I will post pictures later today as I am not currently at that location. The outer sill is what I see currently as rotten. Don't know anything about the bottom of the window as yet. Inside appears OK. I have all the tools, table saw, multitool, sander and will buy tools I may need. I have replaced windows in another house and completed several remodeling projects. I think I am up to the task. Just don't have all the knowledge and tips yet. Any help will be appreciated.


----------



## oh'mike (Sep 18, 2009)

I replace a lot of those outer sills---it is best to replace the entire length,rather than patch in a section.

You have the tools you need --the outer sills are applied to the window casing--so removal is simple enough--

then create the replacement using your table saw--sand for a nice shape---prime well and install.


----------



## 12penny (Nov 21, 2008)

Treated wood is usually to wet to use---unless you have some old stock that has dried for at least 3 months--stick with Fir--Cyprus or redwood.[/quote]
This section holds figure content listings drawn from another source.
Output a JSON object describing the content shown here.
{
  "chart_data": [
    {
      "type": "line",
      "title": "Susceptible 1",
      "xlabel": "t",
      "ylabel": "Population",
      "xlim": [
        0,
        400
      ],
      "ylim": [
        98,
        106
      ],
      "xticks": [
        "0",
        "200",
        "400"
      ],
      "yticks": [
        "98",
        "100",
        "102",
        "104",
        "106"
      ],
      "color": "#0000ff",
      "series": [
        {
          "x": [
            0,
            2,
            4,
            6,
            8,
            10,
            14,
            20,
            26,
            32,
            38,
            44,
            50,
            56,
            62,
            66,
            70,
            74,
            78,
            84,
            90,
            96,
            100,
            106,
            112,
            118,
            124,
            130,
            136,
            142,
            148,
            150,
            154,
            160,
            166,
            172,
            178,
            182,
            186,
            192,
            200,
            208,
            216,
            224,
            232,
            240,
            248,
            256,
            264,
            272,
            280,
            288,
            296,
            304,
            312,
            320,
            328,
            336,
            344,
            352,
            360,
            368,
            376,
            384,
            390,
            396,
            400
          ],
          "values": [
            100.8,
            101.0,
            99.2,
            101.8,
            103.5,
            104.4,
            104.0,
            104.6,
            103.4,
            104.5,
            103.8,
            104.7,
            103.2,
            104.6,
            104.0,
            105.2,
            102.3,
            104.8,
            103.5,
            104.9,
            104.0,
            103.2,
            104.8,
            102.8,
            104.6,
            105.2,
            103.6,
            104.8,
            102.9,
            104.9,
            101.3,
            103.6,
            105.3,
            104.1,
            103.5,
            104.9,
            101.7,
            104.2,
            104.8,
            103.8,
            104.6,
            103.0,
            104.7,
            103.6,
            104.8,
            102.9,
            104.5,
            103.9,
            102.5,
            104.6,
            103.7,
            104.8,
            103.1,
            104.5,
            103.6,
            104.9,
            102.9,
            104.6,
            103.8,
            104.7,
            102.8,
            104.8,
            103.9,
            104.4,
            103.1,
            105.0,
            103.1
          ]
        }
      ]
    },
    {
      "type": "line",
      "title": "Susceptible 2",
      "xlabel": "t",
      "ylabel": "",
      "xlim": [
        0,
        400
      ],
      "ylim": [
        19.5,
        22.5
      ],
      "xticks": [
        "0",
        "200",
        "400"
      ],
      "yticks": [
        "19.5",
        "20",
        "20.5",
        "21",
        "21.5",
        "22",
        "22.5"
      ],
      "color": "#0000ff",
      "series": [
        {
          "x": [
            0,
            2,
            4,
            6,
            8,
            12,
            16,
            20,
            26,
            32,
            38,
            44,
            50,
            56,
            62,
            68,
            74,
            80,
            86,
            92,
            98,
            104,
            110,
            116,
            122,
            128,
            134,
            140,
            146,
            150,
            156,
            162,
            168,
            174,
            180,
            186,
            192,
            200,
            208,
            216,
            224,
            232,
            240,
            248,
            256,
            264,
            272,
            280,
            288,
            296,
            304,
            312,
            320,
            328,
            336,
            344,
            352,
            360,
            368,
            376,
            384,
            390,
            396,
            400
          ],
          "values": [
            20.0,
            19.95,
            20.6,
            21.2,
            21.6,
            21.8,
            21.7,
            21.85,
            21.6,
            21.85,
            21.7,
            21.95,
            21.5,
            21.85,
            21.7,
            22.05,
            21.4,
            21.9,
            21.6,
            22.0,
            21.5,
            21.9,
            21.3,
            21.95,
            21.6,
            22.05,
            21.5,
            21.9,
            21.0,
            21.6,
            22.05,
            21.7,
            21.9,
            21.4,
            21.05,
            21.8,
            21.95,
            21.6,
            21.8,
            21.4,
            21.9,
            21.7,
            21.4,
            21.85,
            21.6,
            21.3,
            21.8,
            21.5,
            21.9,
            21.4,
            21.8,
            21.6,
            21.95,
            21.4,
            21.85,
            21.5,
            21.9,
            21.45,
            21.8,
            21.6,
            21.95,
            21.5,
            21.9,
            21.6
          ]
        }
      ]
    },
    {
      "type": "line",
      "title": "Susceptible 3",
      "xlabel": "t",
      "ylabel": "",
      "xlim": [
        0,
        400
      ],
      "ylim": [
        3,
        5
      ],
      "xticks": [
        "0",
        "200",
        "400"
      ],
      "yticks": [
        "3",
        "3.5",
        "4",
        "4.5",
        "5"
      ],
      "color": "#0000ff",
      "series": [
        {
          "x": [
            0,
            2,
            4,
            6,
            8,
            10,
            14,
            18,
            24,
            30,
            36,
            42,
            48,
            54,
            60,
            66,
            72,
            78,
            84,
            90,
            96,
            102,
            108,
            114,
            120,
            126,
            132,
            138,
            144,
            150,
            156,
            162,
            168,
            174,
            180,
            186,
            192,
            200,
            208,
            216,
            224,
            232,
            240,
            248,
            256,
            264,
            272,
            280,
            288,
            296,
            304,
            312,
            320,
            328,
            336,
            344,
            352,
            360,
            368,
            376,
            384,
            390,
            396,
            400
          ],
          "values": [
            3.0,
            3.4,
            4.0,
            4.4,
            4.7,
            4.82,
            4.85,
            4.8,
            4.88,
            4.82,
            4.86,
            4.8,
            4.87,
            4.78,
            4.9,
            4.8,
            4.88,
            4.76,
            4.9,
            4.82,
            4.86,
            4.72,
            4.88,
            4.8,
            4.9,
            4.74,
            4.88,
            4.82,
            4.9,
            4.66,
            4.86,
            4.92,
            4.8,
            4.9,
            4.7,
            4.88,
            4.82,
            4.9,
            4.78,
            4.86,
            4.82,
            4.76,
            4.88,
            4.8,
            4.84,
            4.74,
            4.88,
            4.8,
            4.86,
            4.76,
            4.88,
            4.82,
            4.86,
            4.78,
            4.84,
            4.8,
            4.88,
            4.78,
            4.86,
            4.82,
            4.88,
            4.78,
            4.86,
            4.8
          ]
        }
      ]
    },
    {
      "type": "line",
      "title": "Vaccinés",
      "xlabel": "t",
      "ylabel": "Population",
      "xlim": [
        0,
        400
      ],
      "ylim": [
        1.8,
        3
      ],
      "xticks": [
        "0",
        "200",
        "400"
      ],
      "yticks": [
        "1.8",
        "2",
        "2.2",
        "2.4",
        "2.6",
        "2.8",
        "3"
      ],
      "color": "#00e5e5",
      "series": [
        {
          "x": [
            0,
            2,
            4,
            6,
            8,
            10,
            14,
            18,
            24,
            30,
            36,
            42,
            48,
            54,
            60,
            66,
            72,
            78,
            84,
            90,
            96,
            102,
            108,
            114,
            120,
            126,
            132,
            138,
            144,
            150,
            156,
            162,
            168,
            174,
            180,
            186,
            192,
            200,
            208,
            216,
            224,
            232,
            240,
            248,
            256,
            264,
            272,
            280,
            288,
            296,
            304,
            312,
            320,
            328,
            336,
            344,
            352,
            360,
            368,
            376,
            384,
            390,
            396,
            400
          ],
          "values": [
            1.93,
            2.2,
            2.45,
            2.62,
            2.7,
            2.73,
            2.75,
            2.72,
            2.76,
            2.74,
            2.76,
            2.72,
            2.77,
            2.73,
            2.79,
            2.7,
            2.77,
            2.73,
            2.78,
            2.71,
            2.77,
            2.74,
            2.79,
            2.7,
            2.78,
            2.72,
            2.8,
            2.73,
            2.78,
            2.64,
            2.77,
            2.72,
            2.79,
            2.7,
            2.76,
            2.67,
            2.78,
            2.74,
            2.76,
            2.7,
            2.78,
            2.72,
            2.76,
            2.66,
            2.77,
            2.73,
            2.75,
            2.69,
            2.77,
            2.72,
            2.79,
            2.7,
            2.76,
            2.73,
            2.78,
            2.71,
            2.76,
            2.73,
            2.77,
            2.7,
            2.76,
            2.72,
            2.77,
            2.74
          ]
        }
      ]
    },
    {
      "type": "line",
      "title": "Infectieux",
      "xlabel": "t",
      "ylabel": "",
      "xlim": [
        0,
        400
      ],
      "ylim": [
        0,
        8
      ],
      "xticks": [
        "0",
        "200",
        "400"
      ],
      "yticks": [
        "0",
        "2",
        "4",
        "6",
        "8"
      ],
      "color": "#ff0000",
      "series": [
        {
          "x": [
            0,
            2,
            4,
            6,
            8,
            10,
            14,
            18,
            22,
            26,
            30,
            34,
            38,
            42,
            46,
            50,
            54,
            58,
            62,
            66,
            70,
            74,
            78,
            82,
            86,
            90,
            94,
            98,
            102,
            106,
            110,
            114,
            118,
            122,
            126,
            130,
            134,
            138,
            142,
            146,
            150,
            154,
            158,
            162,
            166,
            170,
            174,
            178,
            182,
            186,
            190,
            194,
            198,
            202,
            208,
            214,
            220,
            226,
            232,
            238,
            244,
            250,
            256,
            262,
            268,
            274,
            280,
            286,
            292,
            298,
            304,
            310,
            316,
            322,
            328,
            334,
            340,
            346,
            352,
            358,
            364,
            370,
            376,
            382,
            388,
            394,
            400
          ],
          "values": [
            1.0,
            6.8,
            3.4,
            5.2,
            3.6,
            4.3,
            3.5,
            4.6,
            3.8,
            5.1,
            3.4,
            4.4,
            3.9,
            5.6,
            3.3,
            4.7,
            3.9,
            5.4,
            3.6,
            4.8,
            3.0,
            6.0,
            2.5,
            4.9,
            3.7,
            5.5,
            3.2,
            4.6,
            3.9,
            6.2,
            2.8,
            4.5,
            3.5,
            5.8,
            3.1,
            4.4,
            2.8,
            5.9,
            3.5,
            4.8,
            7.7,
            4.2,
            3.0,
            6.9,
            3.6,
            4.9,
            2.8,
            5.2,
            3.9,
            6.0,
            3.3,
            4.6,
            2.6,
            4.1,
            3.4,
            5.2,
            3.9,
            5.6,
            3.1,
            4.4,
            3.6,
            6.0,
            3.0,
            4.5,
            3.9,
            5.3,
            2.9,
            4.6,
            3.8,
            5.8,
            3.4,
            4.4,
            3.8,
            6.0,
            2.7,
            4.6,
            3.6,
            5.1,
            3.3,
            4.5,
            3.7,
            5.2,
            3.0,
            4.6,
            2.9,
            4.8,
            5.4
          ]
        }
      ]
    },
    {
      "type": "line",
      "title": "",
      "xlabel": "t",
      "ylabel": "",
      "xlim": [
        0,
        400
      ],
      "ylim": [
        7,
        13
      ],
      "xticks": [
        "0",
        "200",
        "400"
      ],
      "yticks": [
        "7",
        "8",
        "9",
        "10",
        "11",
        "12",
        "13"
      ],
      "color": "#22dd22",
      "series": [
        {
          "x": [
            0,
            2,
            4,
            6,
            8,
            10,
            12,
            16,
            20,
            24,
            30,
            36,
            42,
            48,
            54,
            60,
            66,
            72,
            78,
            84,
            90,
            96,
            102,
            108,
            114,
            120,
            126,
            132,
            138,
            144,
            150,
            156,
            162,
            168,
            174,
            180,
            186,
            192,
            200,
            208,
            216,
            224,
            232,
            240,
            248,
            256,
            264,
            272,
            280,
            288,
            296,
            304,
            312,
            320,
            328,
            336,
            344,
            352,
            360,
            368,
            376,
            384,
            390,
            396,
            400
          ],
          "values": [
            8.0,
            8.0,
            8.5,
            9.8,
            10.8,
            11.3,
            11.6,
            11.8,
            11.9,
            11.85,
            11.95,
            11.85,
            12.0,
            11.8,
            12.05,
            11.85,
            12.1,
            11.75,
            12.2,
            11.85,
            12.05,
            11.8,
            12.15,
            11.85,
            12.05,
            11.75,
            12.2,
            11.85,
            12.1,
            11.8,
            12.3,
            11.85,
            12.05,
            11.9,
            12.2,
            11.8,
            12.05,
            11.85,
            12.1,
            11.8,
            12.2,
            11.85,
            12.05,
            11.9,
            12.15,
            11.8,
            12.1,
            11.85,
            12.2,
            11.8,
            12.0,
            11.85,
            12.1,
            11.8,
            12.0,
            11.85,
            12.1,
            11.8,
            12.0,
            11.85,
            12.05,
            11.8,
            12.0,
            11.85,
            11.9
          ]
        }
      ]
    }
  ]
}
I'd like to throw Spanish Cedar out there as well.


----------



## Sue K 1857 (Jun 13, 2012)

What caused the window to rot in the first place? Best to correct that! 
I had a rotted outside sill on the west side of my house replaced last year. I corrected the eaves trough issue above it, then I cut down the big shrub that was growing real close (2 ft) to that corner of the window. I think the rotted section rarely saw any sun, so never really dried after a rain.


----------



## Thurman (Feb 9, 2009)

Here in S. Ga. this is a common call for my business. I do believe that here the high humidity we have is a common culprit for these window sill rotting out. I see more of this on the north side of houses also as the sun has somewhat of a pattern of being on the southern side of houses here. At all four (4) businesses for lumber here they all sell pre-shaped window sills and the "nose" parts for those that are two-pieced. Removing the entire sill is not that hard. I find that inserting some tool to spread the sill from the vertical runs of the window frame helps to get a hack saw blade in there to cut the staples used at the factory. I have a couple of those handles which hold the hacksaw blade so that one end sticks out, I have wrapped a blade with duct tape when necessary. I prime the new stock of window sill with a good primer as soon as I get to a job so that it will be dry enough to work with, then cut and fit to length. A really good paint is important to these lasting longer also. One of the things I see too often here is that the trim of the house was spray painted with only one coat of paint before the brick/siding and roof are put in place. One coat of a sprayed on paint just won't do here.


----------



## wkearney99 (Apr 8, 2009)

There was a This Old House that covered patching portions of rotted sills. Might be worth searching on their site to at least see what they did. If you have one window that's considerably worse than the others you might find it useful to remove that one just to see how they're put together. 

But you definitely want to address why those rotted out in the first place. Barring serious neglect, there's no way a window should rot out that fast unless someone put it in wrong (like failing to properly flash/caulk, etc).


----------



## oh'mike (Sep 18, 2009)

I encounter failing wood windows a lot---many start to fail at about 12 years--

Republic and Weather Shield are two brands I see frequently.


----------



## HomeSealed (Jan 3, 2008)

+1! 20 years is twice as long as many wood windows last around here. The other day, I looked at some casements that were the brand that is "viewed to be the best". They were about 10 years old and the lower rail of the sash had actually rotted and fallen off on several of the windows... Newer wood windows are not made of the "old growth" hardwood of yesteryear, nor do the even contain some of the preservatives that they did in years past. They _can_ last, but vigilant maintenance is a must.


----------



## oh'mike (Sep 18, 2009)

I could tell stories all night about rotten casements--some funny and a few sad---

Keep up the paint and varnish--watch caulking --and curse the builders that use crummy windows.


----------